Мне только-только исполнилось двенадцать, я был самым молодым кандидатом в мастера в стране, наконец, всю свою короткую шахматную жизнь я защищал цвета «Труда» (поскольку был членом рабочего клуба, хотя огромное большинство школьников нашей страны традиционно выступают за «Спартак»), – короче говоря, по всем статьям я имел право на место в школе Ботвинника. И я его получил.
Я побывал на трех сессиях (все мы были школьниками, потому, естественно, сессии были приурочены к каникулам: осенним, зимним и весенним). Нашу группу составляли – теперь это известные в шахматах имена – Балашов, Дубинский, Злотник, Карпов, Рашковский и Тимошенко. Была еще и девочка – Ошарович, но она жила отдельно от нас и появлялась только во время занятий. В общем, я помню, что она была. Прилежная девочка. Больше ничего сказать не могу.
Чтобы представить, каким в ту пору я был еще наивным, достаточно одного факта: лишь от своих новых товарищей я узнал, что Ботвинник – это настоящая фамилия Ботвинника, так же, как у Таля – Таль, у Корчного – Корчной.
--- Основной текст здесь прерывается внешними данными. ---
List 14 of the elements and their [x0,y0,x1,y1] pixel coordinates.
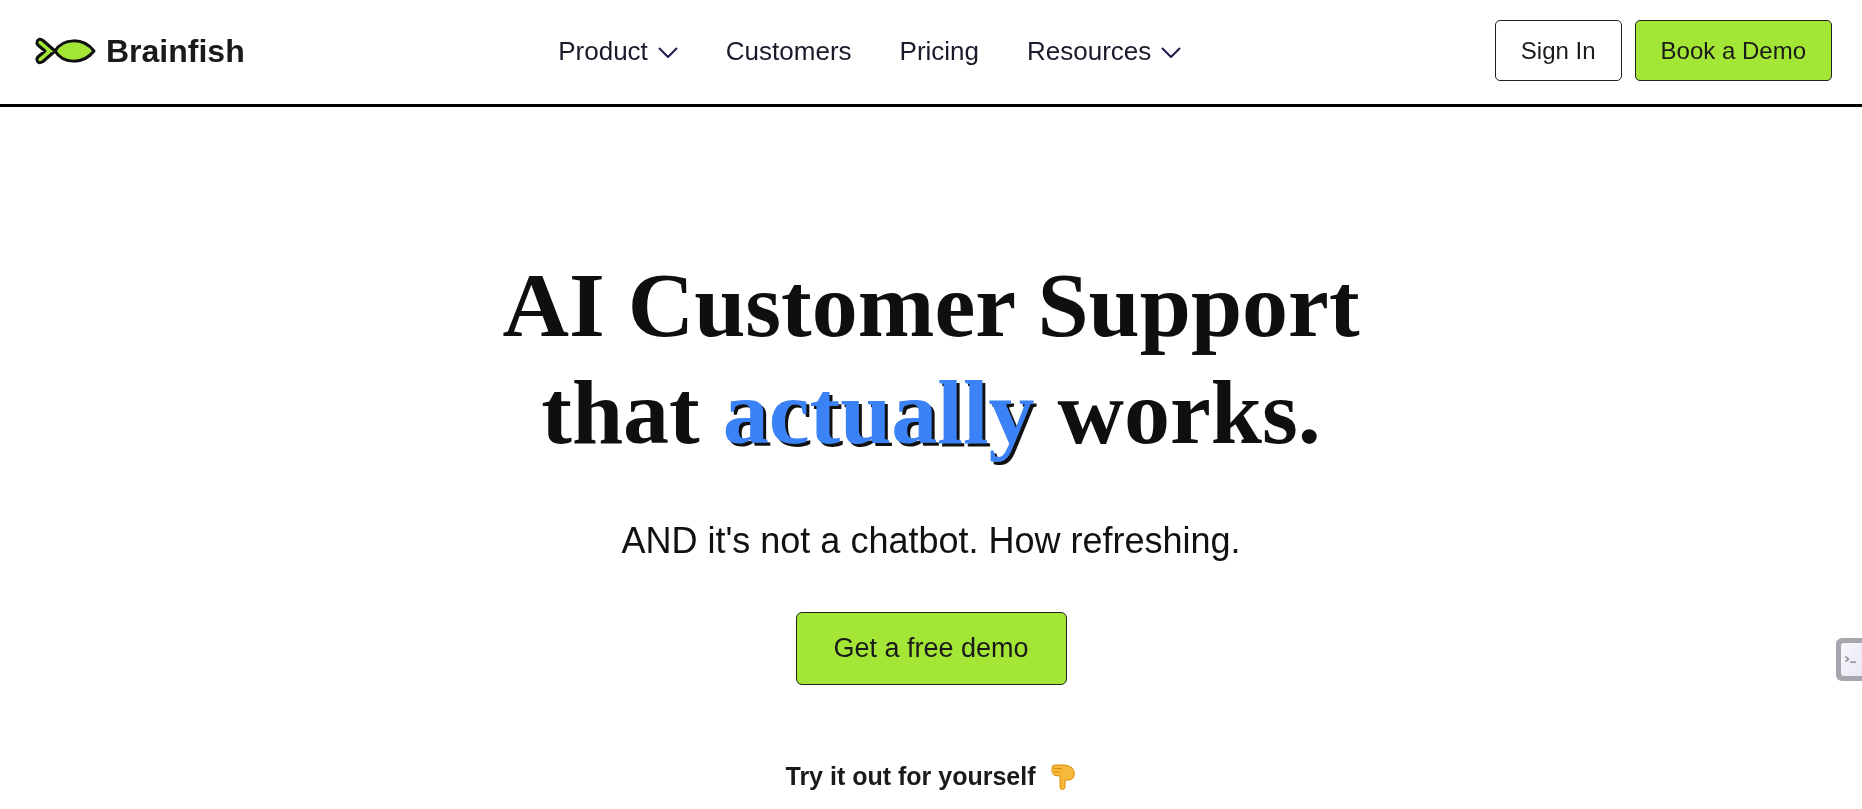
pointing-down-hand-icon [1048,762,1077,790]
terminal-tab[interactable] [1836,638,1862,681]
nav-link[interactable]: Pricing [899,37,980,64]
try-it-prompt: Try it out for yourself [785,761,1036,791]
nav-link[interactable]: Product [558,37,678,64]
nav-link[interactable]: Resources [1027,37,1182,64]
hero-subtitle: AND it's not a chatbot. How refreshing. [621,519,1241,562]
nav-link[interactable]: Customers [725,37,852,64]
hero-headline: AI Customer Support that actually works. [502,253,1360,465]
terminal-icon [1845,656,1856,663]
brand-logo-link[interactable]: Brainfish [34,33,245,68]
book-demo-button[interactable]: Book a Demo [1634,20,1832,81]
sign-in-button[interactable]: Sign In [1494,20,1622,81]
get-free-demo-button[interactable]: Get a free demo [795,612,1067,685]
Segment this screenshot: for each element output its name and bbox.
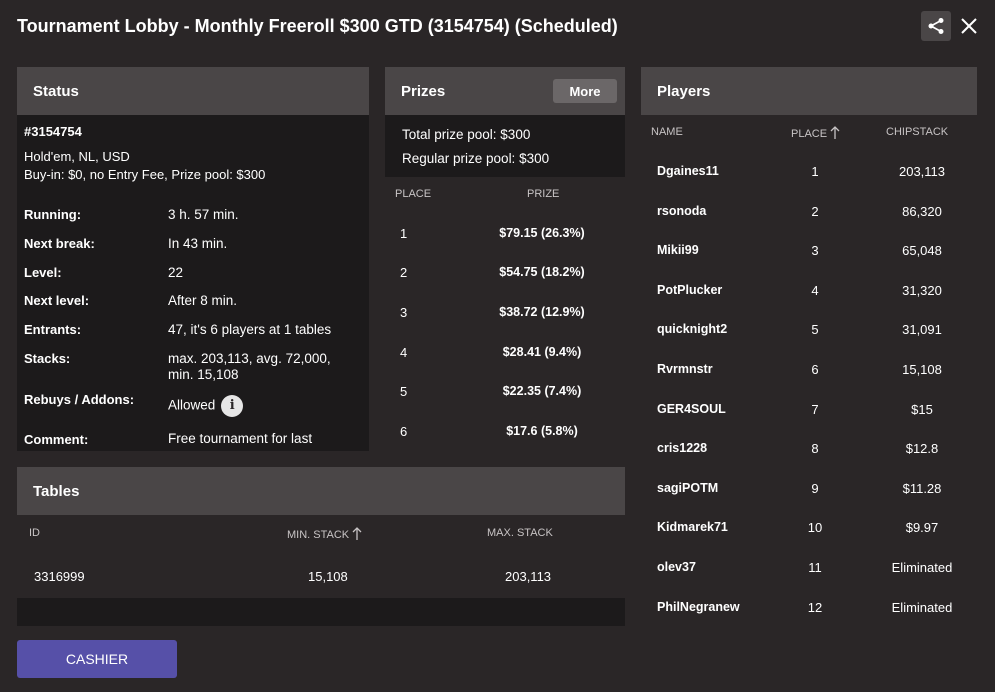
level-label: Level:	[24, 265, 62, 280]
player-name: Mikii99	[657, 243, 699, 257]
player-place: 12	[807, 600, 823, 615]
close-button[interactable]	[957, 13, 981, 39]
running-value: 3 h. 57 min.	[168, 207, 239, 222]
tables-col-max-stack[interactable]: MAX. STACK	[487, 527, 553, 539]
player-name: Rvrmnstr	[657, 362, 713, 376]
player-place: 1	[811, 164, 819, 179]
close-icon	[961, 18, 977, 34]
entrants-value: 47, it's 6 players at 1 tables	[168, 322, 332, 337]
player-place: 10	[807, 520, 823, 535]
share-button[interactable]	[921, 11, 951, 41]
prize-place: 4	[400, 345, 408, 360]
comment-value: Free tournament for last	[168, 431, 313, 446]
tournament-id: #3154754	[24, 124, 82, 139]
player-chipstack: 31,091	[902, 322, 942, 337]
player-place: 8	[811, 441, 819, 456]
player-chipstack: 65,048	[902, 243, 942, 258]
players-col-chipstack[interactable]: CHIPSTACK	[886, 126, 948, 138]
rebuys-row: Allowed i	[168, 395, 358, 417]
next-break-label: Next break:	[24, 236, 95, 251]
prize-place: 3	[400, 305, 408, 320]
buyin-info: Buy-in: $0, no Entry Fee, Prize pool: $3…	[24, 167, 266, 182]
game-type: Hold'em, NL, USD	[24, 149, 130, 164]
player-chipstack: 86,320	[902, 204, 942, 219]
player-name: quicknight2	[657, 322, 728, 336]
next-level-value: After 8 min.	[168, 293, 238, 308]
player-name: sagiPOTM	[657, 481, 719, 495]
player-place: 7	[811, 402, 819, 417]
rebuys-value: Allowed	[168, 397, 216, 413]
prize-place: 1	[400, 226, 408, 241]
prize-amount: $38.72 (12.9%)	[499, 305, 585, 319]
tables-footer	[17, 598, 625, 626]
player-place: 3	[811, 243, 819, 258]
entrants-label: Entrants:	[24, 322, 82, 337]
player-chipstack: $11.28	[902, 481, 942, 496]
rebuys-label: Rebuys / Addons:	[24, 392, 135, 407]
arrow-up-icon	[830, 126, 840, 139]
tables-header: Tables	[17, 467, 625, 515]
table-max-stack: 203,113	[505, 569, 552, 584]
prize-place: 2	[400, 265, 408, 280]
tables-col-min-stack-label: MIN. STACK	[287, 529, 350, 541]
players-header: Players	[641, 67, 977, 115]
player-chipstack: $9.97	[905, 520, 939, 535]
player-chipstack: 15,108	[902, 362, 942, 377]
player-name: PhilNegranew	[657, 600, 740, 614]
player-place: 4	[811, 283, 819, 298]
tables-col-id[interactable]: ID	[29, 527, 40, 539]
player-place: 5	[811, 322, 819, 337]
player-chipstack: Eliminated	[891, 560, 953, 575]
comment-label: Comment:	[24, 432, 89, 447]
next-break-value: In 43 min.	[168, 236, 228, 251]
player-name: olev37	[657, 560, 696, 574]
prize-pool-box	[385, 115, 625, 177]
player-chipstack: 31,320	[902, 283, 942, 298]
player-name: rsonoda	[657, 204, 707, 218]
prize-amount: $79.15 (26.3%)	[499, 226, 585, 240]
info-icon[interactable]: i	[221, 395, 244, 417]
next-level-label: Next level:	[24, 293, 90, 308]
status-header: Status	[17, 67, 369, 115]
player-name: GER4SOUL	[657, 402, 726, 416]
prize-col-prize[interactable]: PRIZE	[527, 188, 559, 200]
share-icon	[928, 18, 944, 34]
tables-col-min-stack[interactable]: MIN. STACK	[287, 527, 362, 541]
player-place: 11	[808, 560, 822, 575]
prize-amount: $28.41 (9.4%)	[502, 345, 582, 359]
players-col-place-label: PLACE	[791, 128, 828, 140]
level-value: 22	[168, 265, 184, 280]
player-name: PotPlucker	[657, 283, 723, 297]
player-name: Kidmarek71	[657, 520, 728, 534]
cashier-button[interactable]: CASHIER	[17, 640, 177, 678]
player-place: 2	[811, 204, 819, 219]
table-id: 3316999	[34, 569, 85, 584]
prize-place: 5	[400, 384, 408, 399]
player-name: cris1228	[657, 441, 708, 455]
prize-amount: $22.35 (7.4%)	[502, 384, 582, 398]
arrow-up-icon	[352, 527, 362, 540]
running-label: Running:	[24, 207, 82, 222]
table-min-stack: 15,108	[308, 569, 348, 584]
player-place: 9	[811, 481, 819, 496]
window-title: Tournament Lobby - Monthly Freeroll $300…	[17, 16, 618, 36]
player-chipstack: $12.8	[905, 441, 939, 456]
players-col-place[interactable]: PLACE	[791, 126, 840, 140]
regular-prize-pool: Regular prize pool: $300	[402, 151, 550, 166]
player-place: 6	[811, 362, 819, 377]
total-prize-pool: Total prize pool: $300	[402, 127, 531, 142]
player-chipstack: 203,113	[898, 164, 946, 179]
prize-place: 6	[400, 424, 408, 439]
players-col-name[interactable]: NAME	[651, 126, 683, 138]
more-button[interactable]: More	[553, 79, 617, 103]
prize-amount: $17.6 (5.8%)	[506, 424, 578, 438]
player-chipstack: $15	[911, 402, 933, 417]
player-chipstack: Eliminated	[891, 600, 953, 615]
stacks-value: max. 203,113, avg. 72,000, min. 15,108	[168, 351, 331, 382]
player-name: Dgaines11	[657, 164, 719, 178]
prize-amount: $54.75 (18.2%)	[499, 265, 585, 279]
stacks-label: Stacks:	[24, 351, 71, 366]
prize-col-place[interactable]: PLACE	[395, 188, 431, 200]
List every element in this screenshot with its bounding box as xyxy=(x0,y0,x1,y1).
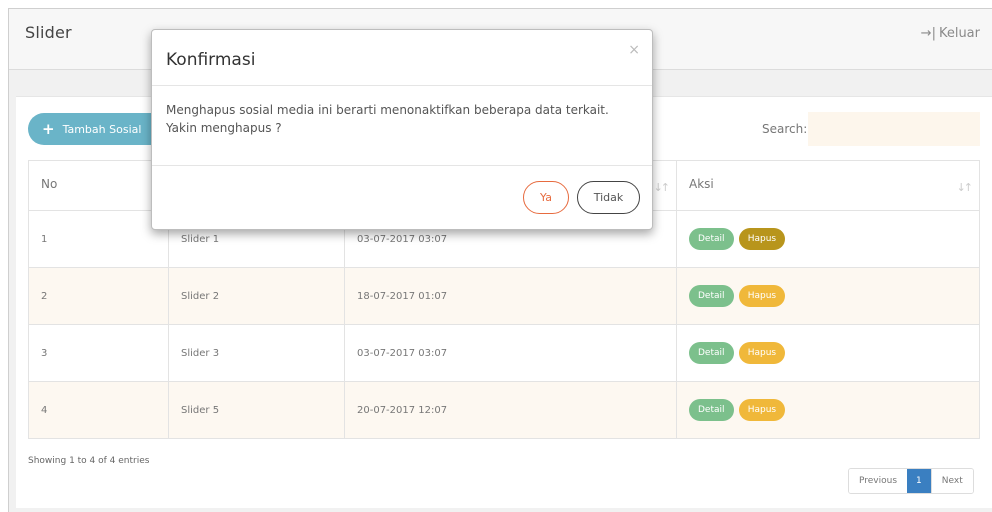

А я-то был убежден, что все это псевдонимы, что у шахматистов принято, поднявшись в верхний эшелон, скрывать свое настоящее имя. Так сказать, своеобразный ритуал. Причиной этой фантазии, скорей всего, было то, что фамилии эти казались мне экзотическими и в Златоусте такие не встречались.
При первой же встрече с нами Ботвинник дал ясно понять, кто он и кто мы. Не убежден, что он продумывал свой «выход» специально, – ему это было ни к чему. Но каждое его слово было значительно, каждый его взгляд и жест, вся его осанка – подчеркивали его олимпийство, его недосягаемость. Он был не просто мастер, набравший по другим мастерским лучших из подмастерьев, – он был бог. Мы же были избранниками судьбы, которым посчастливилось оказаться в поле его зрения. Мы были серыми полотнами, на которых он, задержав взгляд на минуту, мог небрежным жестом положить мазок, чтобы придать упругость и жизнь линии рисунка или сочность тем провинциальным краскам, которыми мы были исполнены.
В те годы Ботвинник слишком серьезно к себе относился: был слишком профессор, слишком чемпион мира, слишком знаменитый человек. Его пристальный взгляд из массивных очков никогда не загорался интересом; это был холодный скальпель. Он редко улыбался, говорил неторопливо и продуманно. После его фразы не хотелось говорить вообще.